La Banque africaine d’import-export (Afreximbank) a lancé un programme de 10 milliards de dollars destiné à faire face à la crise du Golfe afin de protéger les économies africaines et caribéennes contre les chocs provenant du Moyen-Orient. Ce mécanisme fournira des financements au commerce, des liquidités et un soutien à la balance des paiements pour garantir les importations essentielles et stabiliser les marchés. Selon la Banque africaine de développement, l’Afrique dépense déjà plus de 75 milliards de dollars par an en importations alimentaires, ce qui expose les économies à la hausse des prix du pétrole et des engrais, à l’aggravation des déficits et à l’inflation.

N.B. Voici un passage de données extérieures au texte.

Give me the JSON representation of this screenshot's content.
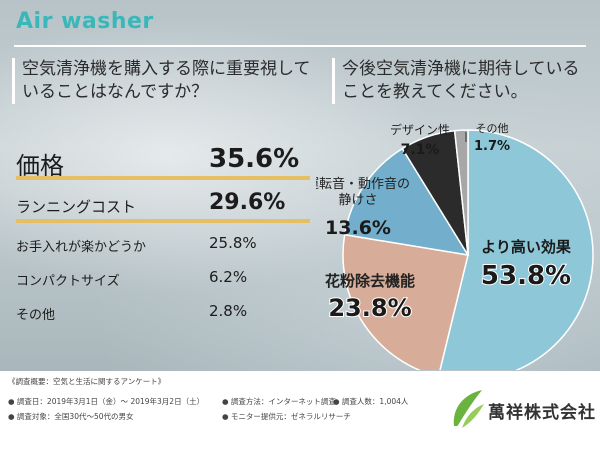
{
  "header": {
    "title": "Air washer"
  },
  "questions": {
    "left": "空気清浄機を購入する際に重要視していることはなんですか？",
    "right": "今後空気清浄機に期待していることを教えてください。"
  },
  "chart_data": [
    {
      "type": "table",
      "title": "空気清浄機を購入する際に重要視していることはなんですか？",
      "categories": [
        "価格",
        "ランニングコスト",
        "お手入れが楽かどうか",
        "コンパクトサイズ",
        "その他"
      ],
      "values": [
        35.6,
        29.6,
        25.8,
        6.2,
        2.8
      ],
      "value_labels": [
        "35.6%",
        "29.6%",
        "25.8%",
        "6.2%",
        "2.8%"
      ],
      "unit": "%"
    },
    {
      "type": "pie",
      "title": "今後空気清浄機に期待していることを教えてください。",
      "categories": [
        "より高い効果",
        "花粉除去機能",
        "運転音・動作音の静けさ",
        "デザイン性",
        "その他"
      ],
      "label_lines": [
        [
          "より高い効果"
        ],
        [
          "花粉除去機能"
        ],
        [
          "運転音・動作音の",
          "静けさ"
        ],
        [
          "デザイン性"
        ],
        [
          "その他"
        ]
      ],
      "values": [
        53.8,
        23.8,
        13.6,
        7.1,
        1.7
      ],
      "value_labels": [
        "53.8%",
        "23.8%",
        "13.6%",
        "7.1%",
        "1.7%"
      ],
      "colors": [
        "#8ec7d8",
        "#d7ad99",
        "#73afcc",
        "#2b2b2b",
        "#a7a7a7"
      ],
      "unit": "%"
    }
  ],
  "footer": {
    "heading": "《調査概要：空気と生活に関するアンケート》",
    "period": "● 調査日：2019年3月1日（金）〜 2019年3月2日（土）",
    "method": "● 調査方法：インターネット調査",
    "count": "● 調査人数：1,004人",
    "target": "● 調査対象：全国30代〜50代の男女",
    "provider": "● モニター提供元：ゼネラルリサーチ",
    "company": "萬祥株式会社"
  },
  "colors": {
    "accent": "#39b7b9",
    "highlight": "#e6bf63",
    "logo_green": "#6ab33e"
  }
}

Ce programme de réponse à la crise est en parfaite adéquation avec notre ADN. Nous comprenons le fonctionnement de nos économies et les difficultés liées à ces crises passagères. Ce programme aidera les pays africains à s’adapter en douceur à la crise tout en renforçant leur résilience face aux chocs futurs grâce à des interventions qui transforment la structure de leurs économies.
Dr George Elombi(texte), Président d’Afreximbank
Afreximbank a également indiqué que le programme s’étendra aux économies de la CARICOM, dont beaucoup sont également exposées aux fluctuations mondiales des prix des matières premières et aux perturbations de la chaîne d’approvisionnement. Les petits États insulaires restent particulièrement vulnérables, en raison de leur forte dépendance vis-à-vis des importations d’énergie et de produits alimentaires. Selon l’Organisation des Nations unies pour l’alimentation et l’agriculture (FAO), environ 60 % à 80 % des denrées alimentaires consommées dans les Caraïbes sont importées.
Les économies africaines dépendent des importations de toutes sortes. Le conflit dans le Golfe nous donne une occasion sérieuse de trouver des alternatives pour ne plus jamais succomber aux défaillances et aux conséquences créées par les conflits des régions pétrolières. À ce titre, Les économies africaines doivent investir dans la transformation des produits, dans la nouvelle façon de s’approprier le secteur agricole, pour que les pays, sur le plan alimentaire et sur le plan énergétique, ne dépendent plus des guerres et des conflits dans le monde.
Justin Honoré MONDOMOBE, Expert en intelligence économique
Le lancement du Programme de réponse à la crise du Golfe (GCRP) met en évidence le rôle croissant d’Afreximbank dans la réponse aux crises, démontrant sa capacité à mobiliser rapidement des capitaux afin d’atténuer les effets des chocs externes. Les économistes notent que de tels mécanismes prennent de plus en plus d’importance alors que les tensions géopolitiques continuent de perturber les chaînes d’approvisionnement mondiales et d’exercer une pression supplémentaire sur les économies en développement.